The following conclusions may be drawn form the experimental results and their discussion.

This study has demonstrated that solid petroleum waste (SPW) could be used as an alternative raw material for partial replacement to natural clay in the production of clay-based ceramics. The obtained results indicated that the composition of used SPW sample is chemically rich in SiO2, Al2O3, Fe2O3, MgO, CaO, and BaO, which are usually present in the raw materials used in the manufacture of clay-based ceramics. The SPW powder behaved as a non-plastic material.

Up to 30 wt% of SPW can be incorporated into clay ceramic formulations to result in good final properties. Results showed that specifications for dense and hollow bricks have been achieved for sintering between 700 and 1,100°C, whereas roofing tiles between 1,000 and 1,100°C.

The leaching tests of the clay ceramic pieces incorporated with SPW showed that they do not cause any serious environmental impact.

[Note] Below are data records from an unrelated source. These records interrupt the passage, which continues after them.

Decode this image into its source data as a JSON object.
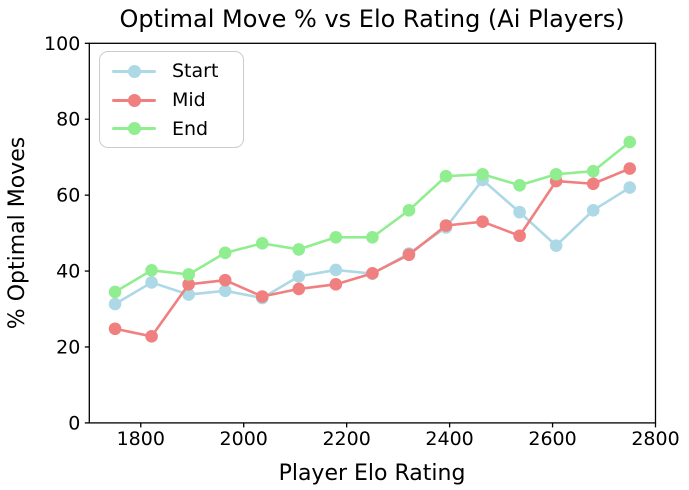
{
  "chart_data": {
    "type": "line",
    "title": "Optimal Move % vs Elo Rating (Ai Players)",
    "xlabel": "Player Elo Rating",
    "ylabel": "% Optimal Moves",
    "xlim": [
      1700,
      2800
    ],
    "ylim": [
      0,
      100
    ],
    "xticks": [
      1800,
      2000,
      2200,
      2400,
      2600,
      2800
    ],
    "yticks": [
      0,
      20,
      40,
      60,
      80,
      100
    ],
    "grid": false,
    "legend_position": "upper left",
    "x": [
      1750,
      1821,
      1893,
      1964,
      2036,
      2107,
      2179,
      2250,
      2321,
      2393,
      2464,
      2536,
      2607,
      2679,
      2750
    ],
    "series": [
      {
        "name": "Start",
        "color": "#ADD8E6",
        "values": [
          31.3,
          37.0,
          33.8,
          34.8,
          32.9,
          38.6,
          40.3,
          39.3,
          44.6,
          51.5,
          64.0,
          55.5,
          46.7,
          56.0,
          62.0
        ]
      },
      {
        "name": "Mid",
        "color": "#F08080",
        "values": [
          24.8,
          22.8,
          36.5,
          37.6,
          33.3,
          35.3,
          36.5,
          39.4,
          44.3,
          52.0,
          53.0,
          49.3,
          63.7,
          63.0,
          67.0
        ]
      },
      {
        "name": "End",
        "color": "#90EE90",
        "values": [
          34.5,
          40.2,
          39.1,
          44.8,
          47.3,
          45.7,
          48.9,
          48.9,
          56.0,
          65.0,
          65.5,
          62.6,
          65.5,
          66.3,
          74.0
        ]
      }
    ]
  }
}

It is feasible to valorize SPW for the production of clay-based ceramics. The replacement of natural clay with SPW, in the range up to 30 wt%, allows the production of clay-based ceramics (hollow bricks and roofing tiles) with properties compatible with those specified in the Brazilian standardization. This is important because the valorization of the referred waste in ceramic bodies can be a technological solution to the negative environmental impact caused by the petroleum industry.